The assessments are both sadly real and true. But Gerhart shouldn't be too worried. If he performs he'll get a chance but if it doesn't work out for him on the field he'll surely increase his chances of success off the field in society or in the NFL in upper-management, as a head coach, General Manager or even an owner.
What Gerhart is experiencing is a small dosage of what African-Americans historically have endured in society and sport. People who look like Gerhart in society never had to endure "separate but equal" during the Civil Rights Movement. People who look like Gerhart never worried about consistently being denied employment because of skin color. People who look like Gerhart haven't been kept out of the free-enterprise system like African-Americans have.
In professional sports, particularly the NFL people who look like Gerhart historically never worried about playing quarterback, getting passed over for coaching jobs or owning teams. Just like in society whites generally can establish connections because of their shared complexion.
What Gerhart is facing is only slightly comparable to what African-American quarterbacks coming out of college have endured. Quarterbacks like Major Harris, Tony Rice, and more recently Troy Smith have either been snubbed or drafted very low.
According to legend African-Americans aren't supposed to think well under pressure as whites: They aren't supposed to read defenses proficiently. African-American quarterbacks are believed to be gifted athletically but a somewhat short mentally. And when all else fails they can be switched to another position because African-American athletes are supposed to be so gifted physically.
Remember Charlie Ward? Heisman Award winner who led Florida State to the National Championship in 1993? Ward won every offensive award imaginable yet no NFL really wanted him so he bolted to the NBA.
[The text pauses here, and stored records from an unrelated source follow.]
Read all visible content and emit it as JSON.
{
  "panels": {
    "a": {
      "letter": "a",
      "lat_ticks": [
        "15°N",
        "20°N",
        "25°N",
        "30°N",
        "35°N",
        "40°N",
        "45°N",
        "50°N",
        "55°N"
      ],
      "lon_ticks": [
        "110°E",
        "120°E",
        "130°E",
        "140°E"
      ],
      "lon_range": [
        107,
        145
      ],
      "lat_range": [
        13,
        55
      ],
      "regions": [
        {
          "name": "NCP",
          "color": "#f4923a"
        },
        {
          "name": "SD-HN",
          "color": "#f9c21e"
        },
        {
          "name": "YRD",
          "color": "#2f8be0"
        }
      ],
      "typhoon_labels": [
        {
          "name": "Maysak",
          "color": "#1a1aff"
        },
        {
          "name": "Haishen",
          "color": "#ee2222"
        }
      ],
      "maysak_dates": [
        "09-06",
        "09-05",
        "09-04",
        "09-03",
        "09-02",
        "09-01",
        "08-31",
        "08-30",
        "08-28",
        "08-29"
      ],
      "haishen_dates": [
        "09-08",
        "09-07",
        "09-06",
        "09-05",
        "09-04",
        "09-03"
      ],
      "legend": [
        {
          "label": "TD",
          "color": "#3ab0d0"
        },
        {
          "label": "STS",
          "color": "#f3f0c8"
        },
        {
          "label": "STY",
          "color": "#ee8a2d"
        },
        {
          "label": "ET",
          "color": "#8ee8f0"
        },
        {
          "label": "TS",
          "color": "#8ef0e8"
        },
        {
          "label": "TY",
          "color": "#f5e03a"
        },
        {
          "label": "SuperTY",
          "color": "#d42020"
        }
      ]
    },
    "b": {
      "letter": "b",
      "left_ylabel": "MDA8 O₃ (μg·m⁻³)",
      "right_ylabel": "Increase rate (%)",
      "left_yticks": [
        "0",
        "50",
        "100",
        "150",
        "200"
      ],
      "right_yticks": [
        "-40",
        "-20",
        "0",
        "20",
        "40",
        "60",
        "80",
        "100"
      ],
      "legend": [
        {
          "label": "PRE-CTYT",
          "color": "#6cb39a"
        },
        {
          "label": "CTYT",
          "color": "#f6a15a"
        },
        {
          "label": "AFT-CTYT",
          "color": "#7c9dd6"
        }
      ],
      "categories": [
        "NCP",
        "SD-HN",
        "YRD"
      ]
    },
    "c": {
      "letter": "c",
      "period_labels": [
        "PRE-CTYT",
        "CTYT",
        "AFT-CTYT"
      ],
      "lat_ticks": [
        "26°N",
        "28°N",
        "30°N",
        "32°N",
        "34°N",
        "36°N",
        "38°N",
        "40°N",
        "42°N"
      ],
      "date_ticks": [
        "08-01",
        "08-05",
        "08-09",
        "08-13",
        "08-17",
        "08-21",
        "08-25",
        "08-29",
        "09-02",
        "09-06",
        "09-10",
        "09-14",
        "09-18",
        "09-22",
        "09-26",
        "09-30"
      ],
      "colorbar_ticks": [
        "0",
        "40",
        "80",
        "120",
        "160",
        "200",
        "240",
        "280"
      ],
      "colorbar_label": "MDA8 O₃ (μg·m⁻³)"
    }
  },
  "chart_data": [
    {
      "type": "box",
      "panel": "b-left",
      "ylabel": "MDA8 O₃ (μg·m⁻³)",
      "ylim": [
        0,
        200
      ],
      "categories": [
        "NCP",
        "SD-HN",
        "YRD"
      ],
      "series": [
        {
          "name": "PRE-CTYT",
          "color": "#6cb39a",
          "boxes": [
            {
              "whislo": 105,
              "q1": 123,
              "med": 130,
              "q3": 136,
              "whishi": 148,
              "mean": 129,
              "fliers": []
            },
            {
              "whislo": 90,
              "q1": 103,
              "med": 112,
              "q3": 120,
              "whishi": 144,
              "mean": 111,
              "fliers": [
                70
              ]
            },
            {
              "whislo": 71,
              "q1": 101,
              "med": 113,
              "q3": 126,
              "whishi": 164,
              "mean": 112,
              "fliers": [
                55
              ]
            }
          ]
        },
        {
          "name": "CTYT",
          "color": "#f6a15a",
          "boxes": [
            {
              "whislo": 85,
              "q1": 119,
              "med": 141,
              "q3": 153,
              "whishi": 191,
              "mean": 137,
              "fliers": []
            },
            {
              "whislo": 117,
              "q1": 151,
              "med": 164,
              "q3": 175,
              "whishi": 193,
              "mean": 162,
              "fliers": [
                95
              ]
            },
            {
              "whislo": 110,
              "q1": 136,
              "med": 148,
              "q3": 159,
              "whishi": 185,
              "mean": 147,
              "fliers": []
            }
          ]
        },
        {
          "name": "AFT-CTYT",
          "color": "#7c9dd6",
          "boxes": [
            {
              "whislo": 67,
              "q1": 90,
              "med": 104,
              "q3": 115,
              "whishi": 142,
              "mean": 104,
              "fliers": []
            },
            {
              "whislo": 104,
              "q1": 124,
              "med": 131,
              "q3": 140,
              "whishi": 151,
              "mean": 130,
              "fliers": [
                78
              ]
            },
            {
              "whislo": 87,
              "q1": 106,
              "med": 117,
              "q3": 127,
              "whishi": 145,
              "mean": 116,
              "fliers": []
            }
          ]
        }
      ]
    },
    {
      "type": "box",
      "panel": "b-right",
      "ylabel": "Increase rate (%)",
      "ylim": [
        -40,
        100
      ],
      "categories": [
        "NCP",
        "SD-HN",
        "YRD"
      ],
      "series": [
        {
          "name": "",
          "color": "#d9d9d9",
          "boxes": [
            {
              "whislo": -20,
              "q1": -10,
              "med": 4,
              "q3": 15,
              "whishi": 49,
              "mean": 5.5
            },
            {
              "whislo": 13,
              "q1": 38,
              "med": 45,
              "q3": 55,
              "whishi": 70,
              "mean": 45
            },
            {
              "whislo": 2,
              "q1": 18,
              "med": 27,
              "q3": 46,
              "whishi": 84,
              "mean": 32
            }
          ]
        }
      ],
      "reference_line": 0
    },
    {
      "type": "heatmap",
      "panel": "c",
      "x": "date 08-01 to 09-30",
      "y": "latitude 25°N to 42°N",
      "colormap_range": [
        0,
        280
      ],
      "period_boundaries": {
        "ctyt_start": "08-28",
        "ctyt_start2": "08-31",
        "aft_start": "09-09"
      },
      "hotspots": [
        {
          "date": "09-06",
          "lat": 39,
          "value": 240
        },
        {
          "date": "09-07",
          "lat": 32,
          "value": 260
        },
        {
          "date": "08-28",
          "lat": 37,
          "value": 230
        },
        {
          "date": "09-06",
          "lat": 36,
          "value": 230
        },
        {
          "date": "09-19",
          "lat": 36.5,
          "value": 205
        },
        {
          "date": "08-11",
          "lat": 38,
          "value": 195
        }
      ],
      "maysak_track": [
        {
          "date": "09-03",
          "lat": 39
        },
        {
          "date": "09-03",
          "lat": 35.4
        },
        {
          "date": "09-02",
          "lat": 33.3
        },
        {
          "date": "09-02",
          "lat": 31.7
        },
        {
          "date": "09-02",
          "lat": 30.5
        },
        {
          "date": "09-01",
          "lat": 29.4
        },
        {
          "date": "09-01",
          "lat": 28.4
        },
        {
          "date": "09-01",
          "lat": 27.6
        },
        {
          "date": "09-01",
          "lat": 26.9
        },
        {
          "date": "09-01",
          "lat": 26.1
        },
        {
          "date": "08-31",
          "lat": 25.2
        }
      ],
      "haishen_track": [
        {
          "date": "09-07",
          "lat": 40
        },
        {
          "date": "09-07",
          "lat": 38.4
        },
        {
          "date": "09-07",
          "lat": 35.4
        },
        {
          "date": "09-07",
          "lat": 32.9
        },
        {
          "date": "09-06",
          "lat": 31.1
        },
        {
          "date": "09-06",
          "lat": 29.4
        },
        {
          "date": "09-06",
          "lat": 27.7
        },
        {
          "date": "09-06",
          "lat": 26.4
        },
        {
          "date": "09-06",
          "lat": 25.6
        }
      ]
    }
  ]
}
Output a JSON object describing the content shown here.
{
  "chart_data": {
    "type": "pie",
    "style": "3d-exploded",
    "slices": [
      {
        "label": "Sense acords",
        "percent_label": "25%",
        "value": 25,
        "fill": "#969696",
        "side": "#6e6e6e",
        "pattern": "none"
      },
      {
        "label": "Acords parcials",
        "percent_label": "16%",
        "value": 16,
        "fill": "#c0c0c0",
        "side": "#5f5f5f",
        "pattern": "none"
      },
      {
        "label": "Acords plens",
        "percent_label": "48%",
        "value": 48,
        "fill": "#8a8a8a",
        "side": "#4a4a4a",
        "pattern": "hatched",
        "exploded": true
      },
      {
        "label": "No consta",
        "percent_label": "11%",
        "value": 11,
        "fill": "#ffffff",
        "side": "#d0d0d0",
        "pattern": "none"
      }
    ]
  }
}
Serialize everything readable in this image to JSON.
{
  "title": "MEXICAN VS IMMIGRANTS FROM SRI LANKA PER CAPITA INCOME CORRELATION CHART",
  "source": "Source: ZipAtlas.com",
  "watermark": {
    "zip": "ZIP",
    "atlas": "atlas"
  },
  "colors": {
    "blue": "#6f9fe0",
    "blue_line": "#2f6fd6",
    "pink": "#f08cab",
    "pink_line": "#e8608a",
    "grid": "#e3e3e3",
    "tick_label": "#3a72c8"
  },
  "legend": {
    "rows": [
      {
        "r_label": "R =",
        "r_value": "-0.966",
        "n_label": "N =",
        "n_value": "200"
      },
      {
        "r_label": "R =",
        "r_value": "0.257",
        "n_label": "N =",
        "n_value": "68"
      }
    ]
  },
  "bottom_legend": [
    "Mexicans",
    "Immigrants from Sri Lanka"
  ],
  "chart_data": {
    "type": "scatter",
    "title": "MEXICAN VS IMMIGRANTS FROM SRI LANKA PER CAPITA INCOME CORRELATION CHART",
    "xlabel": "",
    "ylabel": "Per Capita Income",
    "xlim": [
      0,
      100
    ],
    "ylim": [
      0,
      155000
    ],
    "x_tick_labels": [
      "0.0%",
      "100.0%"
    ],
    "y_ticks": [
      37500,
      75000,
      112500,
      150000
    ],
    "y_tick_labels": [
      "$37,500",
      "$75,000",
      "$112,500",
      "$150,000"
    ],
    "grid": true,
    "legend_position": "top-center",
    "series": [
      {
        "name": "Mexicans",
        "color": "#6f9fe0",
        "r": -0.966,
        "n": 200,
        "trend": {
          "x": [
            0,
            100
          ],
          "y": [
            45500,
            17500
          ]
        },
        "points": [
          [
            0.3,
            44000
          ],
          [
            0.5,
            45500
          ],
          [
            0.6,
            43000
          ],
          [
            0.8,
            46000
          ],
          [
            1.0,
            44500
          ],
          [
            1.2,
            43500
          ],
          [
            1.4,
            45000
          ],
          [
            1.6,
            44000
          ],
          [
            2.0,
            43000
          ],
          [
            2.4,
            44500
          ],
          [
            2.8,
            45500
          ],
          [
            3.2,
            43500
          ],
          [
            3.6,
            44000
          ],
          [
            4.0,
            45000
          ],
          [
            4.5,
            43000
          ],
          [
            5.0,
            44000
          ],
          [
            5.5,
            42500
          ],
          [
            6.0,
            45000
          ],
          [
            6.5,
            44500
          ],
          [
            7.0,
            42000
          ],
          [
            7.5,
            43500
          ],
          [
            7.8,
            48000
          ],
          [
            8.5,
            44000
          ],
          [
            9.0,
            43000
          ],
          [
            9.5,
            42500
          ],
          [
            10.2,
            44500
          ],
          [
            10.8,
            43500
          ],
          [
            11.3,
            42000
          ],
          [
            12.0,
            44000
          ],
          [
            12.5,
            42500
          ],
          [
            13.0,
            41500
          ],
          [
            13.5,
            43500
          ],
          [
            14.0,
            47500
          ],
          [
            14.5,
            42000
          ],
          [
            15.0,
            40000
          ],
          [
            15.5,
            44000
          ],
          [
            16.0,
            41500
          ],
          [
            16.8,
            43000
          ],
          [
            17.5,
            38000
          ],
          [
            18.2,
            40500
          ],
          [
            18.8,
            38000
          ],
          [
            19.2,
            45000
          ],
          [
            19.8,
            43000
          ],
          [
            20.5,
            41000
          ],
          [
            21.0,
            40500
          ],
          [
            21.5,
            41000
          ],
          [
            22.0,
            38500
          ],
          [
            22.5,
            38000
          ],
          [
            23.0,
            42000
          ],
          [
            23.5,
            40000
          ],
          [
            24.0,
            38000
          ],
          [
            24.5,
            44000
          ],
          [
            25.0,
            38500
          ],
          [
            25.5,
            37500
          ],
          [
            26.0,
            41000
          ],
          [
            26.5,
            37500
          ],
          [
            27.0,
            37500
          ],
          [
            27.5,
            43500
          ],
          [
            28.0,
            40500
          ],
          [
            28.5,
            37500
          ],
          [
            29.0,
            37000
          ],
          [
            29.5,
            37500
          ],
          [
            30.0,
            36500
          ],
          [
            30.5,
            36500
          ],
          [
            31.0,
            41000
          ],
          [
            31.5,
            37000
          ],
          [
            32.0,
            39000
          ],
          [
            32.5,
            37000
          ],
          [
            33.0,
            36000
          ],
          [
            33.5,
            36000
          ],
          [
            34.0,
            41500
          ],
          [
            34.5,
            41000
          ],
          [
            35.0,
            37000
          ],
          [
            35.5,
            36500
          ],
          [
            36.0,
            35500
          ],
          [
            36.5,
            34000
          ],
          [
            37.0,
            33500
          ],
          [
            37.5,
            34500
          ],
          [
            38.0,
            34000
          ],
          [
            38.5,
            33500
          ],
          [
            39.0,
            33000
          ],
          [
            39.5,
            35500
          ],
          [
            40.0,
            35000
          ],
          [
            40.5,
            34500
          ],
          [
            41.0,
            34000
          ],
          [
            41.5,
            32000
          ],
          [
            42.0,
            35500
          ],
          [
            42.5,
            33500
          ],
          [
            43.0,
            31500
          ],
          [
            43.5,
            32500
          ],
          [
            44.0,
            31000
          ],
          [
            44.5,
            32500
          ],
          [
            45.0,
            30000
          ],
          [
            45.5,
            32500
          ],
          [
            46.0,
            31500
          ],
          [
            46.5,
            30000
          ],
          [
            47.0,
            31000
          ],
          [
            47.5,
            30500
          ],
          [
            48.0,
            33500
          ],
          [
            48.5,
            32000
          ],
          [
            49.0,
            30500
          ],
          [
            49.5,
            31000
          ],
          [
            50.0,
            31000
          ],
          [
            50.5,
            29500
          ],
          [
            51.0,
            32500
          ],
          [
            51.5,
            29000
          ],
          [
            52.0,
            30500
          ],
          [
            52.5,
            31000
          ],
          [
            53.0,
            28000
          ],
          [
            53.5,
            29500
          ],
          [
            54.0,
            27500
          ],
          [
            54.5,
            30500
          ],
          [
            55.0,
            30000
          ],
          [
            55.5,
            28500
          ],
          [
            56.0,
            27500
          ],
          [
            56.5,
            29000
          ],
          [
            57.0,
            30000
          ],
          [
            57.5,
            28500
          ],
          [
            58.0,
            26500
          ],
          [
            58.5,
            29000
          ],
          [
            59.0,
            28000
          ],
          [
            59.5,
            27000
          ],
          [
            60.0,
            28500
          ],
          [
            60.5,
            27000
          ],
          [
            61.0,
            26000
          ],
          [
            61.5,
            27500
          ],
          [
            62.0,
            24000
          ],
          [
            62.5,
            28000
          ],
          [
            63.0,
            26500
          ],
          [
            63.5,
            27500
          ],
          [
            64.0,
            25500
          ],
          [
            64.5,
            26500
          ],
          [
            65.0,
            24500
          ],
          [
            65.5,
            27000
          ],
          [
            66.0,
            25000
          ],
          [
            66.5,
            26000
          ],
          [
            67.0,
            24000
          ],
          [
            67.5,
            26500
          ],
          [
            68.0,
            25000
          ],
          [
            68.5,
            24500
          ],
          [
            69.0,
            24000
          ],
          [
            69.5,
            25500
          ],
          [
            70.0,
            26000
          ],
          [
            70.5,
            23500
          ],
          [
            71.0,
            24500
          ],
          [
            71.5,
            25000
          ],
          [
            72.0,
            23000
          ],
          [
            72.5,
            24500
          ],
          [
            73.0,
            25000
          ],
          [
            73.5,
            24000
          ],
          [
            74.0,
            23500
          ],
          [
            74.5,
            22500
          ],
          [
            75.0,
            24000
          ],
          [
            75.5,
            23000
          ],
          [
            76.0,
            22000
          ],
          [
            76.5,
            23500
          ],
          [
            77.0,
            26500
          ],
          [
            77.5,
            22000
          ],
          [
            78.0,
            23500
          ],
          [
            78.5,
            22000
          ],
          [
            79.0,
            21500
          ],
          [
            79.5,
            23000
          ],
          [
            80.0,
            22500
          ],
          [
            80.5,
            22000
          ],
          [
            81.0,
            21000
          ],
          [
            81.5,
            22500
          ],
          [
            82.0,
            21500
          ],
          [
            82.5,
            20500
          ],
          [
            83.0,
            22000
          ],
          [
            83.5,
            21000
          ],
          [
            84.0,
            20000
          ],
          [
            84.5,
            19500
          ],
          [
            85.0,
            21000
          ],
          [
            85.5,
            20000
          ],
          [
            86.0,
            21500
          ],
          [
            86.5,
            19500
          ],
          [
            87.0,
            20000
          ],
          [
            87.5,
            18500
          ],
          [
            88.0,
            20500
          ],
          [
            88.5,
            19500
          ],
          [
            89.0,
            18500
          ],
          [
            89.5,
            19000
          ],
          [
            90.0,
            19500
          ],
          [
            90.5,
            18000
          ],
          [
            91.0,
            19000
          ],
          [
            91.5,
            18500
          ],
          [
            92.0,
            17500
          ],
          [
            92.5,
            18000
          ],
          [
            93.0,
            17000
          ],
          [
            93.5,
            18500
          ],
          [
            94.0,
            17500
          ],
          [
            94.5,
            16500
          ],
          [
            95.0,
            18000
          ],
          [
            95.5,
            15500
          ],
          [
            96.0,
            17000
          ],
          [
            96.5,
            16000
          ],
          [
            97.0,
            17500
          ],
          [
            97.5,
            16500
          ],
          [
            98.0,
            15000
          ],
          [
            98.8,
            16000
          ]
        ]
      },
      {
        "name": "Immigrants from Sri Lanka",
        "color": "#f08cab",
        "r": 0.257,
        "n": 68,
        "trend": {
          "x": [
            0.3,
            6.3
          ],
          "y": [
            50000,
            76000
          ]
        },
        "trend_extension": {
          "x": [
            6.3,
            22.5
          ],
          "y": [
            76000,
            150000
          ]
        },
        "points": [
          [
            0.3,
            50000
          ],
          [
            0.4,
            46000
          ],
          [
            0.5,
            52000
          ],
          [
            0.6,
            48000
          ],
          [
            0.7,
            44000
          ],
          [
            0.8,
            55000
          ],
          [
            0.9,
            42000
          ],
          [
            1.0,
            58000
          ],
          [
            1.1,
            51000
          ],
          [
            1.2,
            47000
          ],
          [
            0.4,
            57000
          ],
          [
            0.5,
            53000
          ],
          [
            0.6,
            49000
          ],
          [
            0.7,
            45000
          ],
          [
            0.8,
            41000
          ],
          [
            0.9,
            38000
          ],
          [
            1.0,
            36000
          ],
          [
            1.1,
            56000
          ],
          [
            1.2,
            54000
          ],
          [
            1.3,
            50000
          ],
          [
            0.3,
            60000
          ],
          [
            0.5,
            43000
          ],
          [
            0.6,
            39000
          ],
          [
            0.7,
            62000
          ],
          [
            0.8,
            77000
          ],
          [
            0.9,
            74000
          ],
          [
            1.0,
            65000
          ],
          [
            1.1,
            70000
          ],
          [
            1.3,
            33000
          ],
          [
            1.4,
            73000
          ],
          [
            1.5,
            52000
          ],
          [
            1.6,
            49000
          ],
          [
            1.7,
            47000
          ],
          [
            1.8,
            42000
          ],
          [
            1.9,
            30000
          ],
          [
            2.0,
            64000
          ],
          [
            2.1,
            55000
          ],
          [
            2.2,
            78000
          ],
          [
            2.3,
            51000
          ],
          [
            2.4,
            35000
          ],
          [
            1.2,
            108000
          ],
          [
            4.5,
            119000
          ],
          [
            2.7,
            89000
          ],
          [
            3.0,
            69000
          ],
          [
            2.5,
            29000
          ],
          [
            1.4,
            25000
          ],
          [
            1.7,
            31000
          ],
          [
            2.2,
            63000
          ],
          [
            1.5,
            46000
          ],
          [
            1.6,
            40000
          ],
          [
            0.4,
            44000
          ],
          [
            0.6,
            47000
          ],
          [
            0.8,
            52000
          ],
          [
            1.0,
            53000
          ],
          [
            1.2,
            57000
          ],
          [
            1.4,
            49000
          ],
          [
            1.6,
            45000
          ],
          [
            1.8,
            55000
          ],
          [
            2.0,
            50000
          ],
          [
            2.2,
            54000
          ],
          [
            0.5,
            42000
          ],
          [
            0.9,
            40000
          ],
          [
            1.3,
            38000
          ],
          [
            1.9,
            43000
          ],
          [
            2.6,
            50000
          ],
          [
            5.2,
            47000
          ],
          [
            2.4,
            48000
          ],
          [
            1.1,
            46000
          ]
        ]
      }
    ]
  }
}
Word on the street was Ward really wanted to play in the NBA.
Rumor had it that Ward's arm wasn't strong enough and he was too short to look over defenders.
Ward wasn't drafted because he was an African-American quarterback and he supposedly didn't think as well as white quarterbacks. Ward was perceived not have the "intangibles" like other quarterbacks. He was the "prototypical pocket passer" who reads defenses and goes through his progressions quickly.
All this resulted in Ward not being drafted in the NFL.
Let's look at Warren Moon. Moon led the Washington Huskies to the Rose Bow title with his arm and legs in 1978. NFL teams didn't want him because of his tan so he bolted north of the border to Canada. He played there for six years then the Houston Oilers called.
After a productive career in the NFL Moon's bust now sits in Canton, Ohio as the first African-American quarterback inducted into the Hall of Fame. Despite the snub in 1978 once he got his chance he delivered the goods.
I understand how Gerhart feels. He should be judged on his merit, skill and ability. He shouldn't be categorized based on complexion. Gerhart should get drafted based strictly on his performance.
But he won't.
Bottom line: If Gerhart is good enough he'll get a chance. He'll have to endure a small dose of what African-Americans in society and sport have done for many decades and that's to persevere in the face of obstacles that stem from race.
But what the heck, if it doesn't work out for him on the field he can always work the odds and become a head coach or General Manager. Or maybe if he plays a few years he can maybe buy a team. White predominately own 100 percent of the teams in the league: There's never been African-American predominate ownership in the NFL.
The odds seemingly aren't in his favor on the field, but they surely are off it.